When I was small I had a pack of happy family cards, beautiful illustrations, I think by Racey Helps . Mrs Owl is particularly memorable as she is about to serve a delicious mouse pie to her family, complete with tails, Mr Fox was the one who gave me shudders, though in fact none of the fox family were particularly pleasant. The pack is still available, Woodland Happy Families.

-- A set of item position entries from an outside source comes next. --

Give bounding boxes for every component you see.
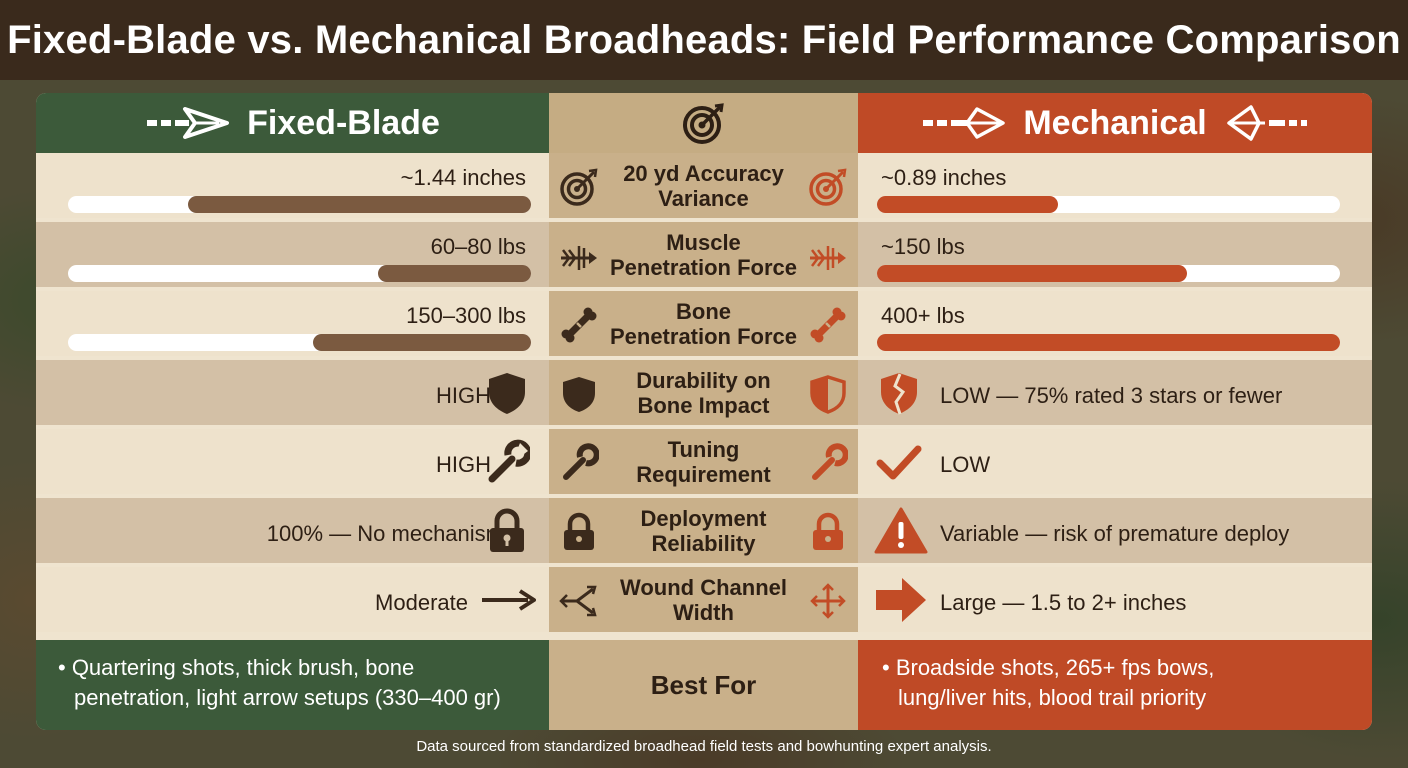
- row-label: Deployment Reliability: [640, 505, 767, 556]
- row-label: Bone Penetration Force: [609, 298, 798, 349]
- fixed-bone-bar: [313, 334, 531, 351]
- split-arrow-icon: [559, 585, 597, 617]
- center-header: [549, 93, 858, 153]
- fixed-tuning-value: HIGH: [436, 452, 491, 477]
- fixed-accuracy-value: ~1.44 inches: [400, 165, 526, 190]
- best-for-label-cell: Best For: [549, 640, 858, 730]
- row-muscle-penetration: 60–80 lbs Muscle Penetration Force ~150 …: [36, 222, 1372, 287]
- fixed-muscle-bar-track: [68, 265, 531, 282]
- mech-accuracy-bar: [877, 196, 1058, 213]
- row-label: Wound Channel Width: [619, 574, 788, 625]
- fixed-accuracy-bar: [188, 196, 531, 213]
- mech-bone-value: 400+ lbs: [881, 303, 965, 328]
- warning-icon: [874, 507, 928, 554]
- column-header: Fixed-Blade Mechanical: [36, 93, 1372, 153]
- title-bar: Fixed-Blade vs. Mechanical Broadheads: F…: [0, 0, 1408, 80]
- fixed-best-for: • Quartering shots, thick brush, bone pe…: [36, 640, 549, 730]
- target-icon: [682, 103, 724, 144]
- row-label-cell: Deployment Reliability: [549, 498, 858, 563]
- wrench-icon: [812, 443, 848, 480]
- row-bone-penetration: 150–300 lbs Bone Penetration Force 400+ …: [36, 291, 1372, 356]
- mech-accuracy-bar-track: [877, 196, 1340, 213]
- mech-tuning-value: LOW: [940, 452, 991, 477]
- mechanical-broadhead-open-icon: [1226, 105, 1307, 141]
- fixed-deployment-value: 100% — No mechanism: [266, 521, 504, 546]
- mech-muscle-bar: [877, 265, 1188, 282]
- row-label-cell: Wound Channel Width: [549, 567, 858, 632]
- row-label-cell: Durability on Bone Impact: [549, 360, 858, 425]
- page-title: Fixed-Blade vs. Mechanical Broadheads: F…: [7, 17, 1401, 62]
- target-icon: [809, 168, 847, 206]
- mechanical-header: Mechanical: [858, 93, 1372, 153]
- mech-deployment-value: Variable — risk of premature deploy: [940, 521, 1290, 546]
- fixed-muscle-bar: [378, 265, 531, 282]
- fixed-muscle-value: 60–80 lbs: [430, 234, 526, 259]
- row-label: Durability on Bone Impact: [636, 367, 771, 418]
- fixed-blade-header: Fixed-Blade: [36, 93, 549, 153]
- shield-icon: [563, 377, 595, 412]
- mech-best-for-line1: • Broadside shots, 265+ fps bows,: [882, 655, 1215, 680]
- mech-muscle-value: ~150 lbs: [881, 234, 965, 259]
- mechanical-broadhead-icon: [923, 107, 1006, 139]
- row-deployment: 100% — No mechanism Deployment Reliabili…: [36, 498, 1372, 563]
- row-label: 20 yd Accuracy Variance: [623, 160, 784, 211]
- arrow-icon: [810, 246, 846, 270]
- target-icon: [560, 168, 598, 206]
- row-label: Muscle Penetration Force: [609, 229, 798, 280]
- mech-best-for: • Broadside shots, 265+ fps bows, lung/l…: [858, 640, 1372, 730]
- row-accuracy: ~1.44 inches 20 yd Accuracy Variance ~0.…: [36, 153, 1372, 218]
- shield-icon: [489, 373, 525, 414]
- footer-note: Data sourced from standardized broadhead…: [416, 738, 992, 755]
- lock-icon: [564, 512, 594, 550]
- fixed-bone-bar-track: [68, 334, 531, 351]
- thin-arrow-icon: [482, 589, 536, 611]
- cracked-shield-icon: [881, 373, 917, 415]
- row-durability: HIGH Durability on Bone Impact LOW — 75%…: [36, 360, 1372, 425]
- wrench-icon: [488, 439, 530, 483]
- row-label-cell: Bone Penetration Force: [549, 291, 858, 356]
- row-wound-channel: Moderate Wound Channel Width Large — 1.5…: [36, 567, 1372, 632]
- mechanical-title: Mechanical: [1023, 103, 1207, 142]
- mech-accuracy-value: ~0.89 inches: [881, 165, 1007, 190]
- expand-arrows-icon: [810, 583, 846, 619]
- comparison-panel: Fixed-Blade Mechanical: [36, 93, 1372, 730]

Ducknose · 03/10/2017 16:00

I visited Potter's home earlier this year. Prompted me to have a look at some of her stories again (I'd found them boring as a child!), they are indeed a bit Hmmby our standards....but 'time and place'.
I love all the very old folk tales, allegorical warnings, and fairy tales which would be told to children dying of starvation and illness.
Beatrix Potter was relatively recent, but the concept of childhood is even more modern, especially as we know it. Anyway, in an era when it was considered you'd had a good innings if you reached the age of 5, a few eggs eaten by dogs wouldn't have ruffled feathers.

Danceswithwarthogs · 03/10/2017 16:08

Velveteen rabbit.... nobody dies but traumatised us all. Welling up reading it, dd refused to have it again.

ErrolTheDragon · 03/10/2017 16:13

I see no one else cares about poor little Squirrel Nutkin !

Squirrel nutkin was a lazy little bod with not enough sense not to taunt a predator. He escaped lightly!

ErrolTheDragon · 03/10/2017 16:16

Velveteen rabbit is one of the ones thats very hard to read aloud. We went to a wedding where they had an extract as one of the readings...gah, I never usually cry at weddings.

SelmaAndJubjub · 03/10/2017 16:42

I fucking hate the Velveteen Rabbit Angry

Toadinthehole · 03/10/2017 20:42

Does anyone else find Michael Morpugo a bit overly sentimental?

SelmaAndJubjub · 04/10/2017 07:17

God, yes Toad. Give me a bracing bit of BP or even sadist Dahl any day.

claraschu · 04/10/2017 07:30

My kids never absolutely loved him Toad. I think some of his books are really good, but actually I sometimes find him a bit formulaic and slightly tiresome.

Housewife2010 · 04/10/2017 07:32

In the updated Faraway Tree books, Silky has changed from a pixie into a fairy. Why?

Auntiedahlia · 04/10/2017 07:56

Pigling Bland is my favourite Potter story. I had an LP of stories as a child so remember every word.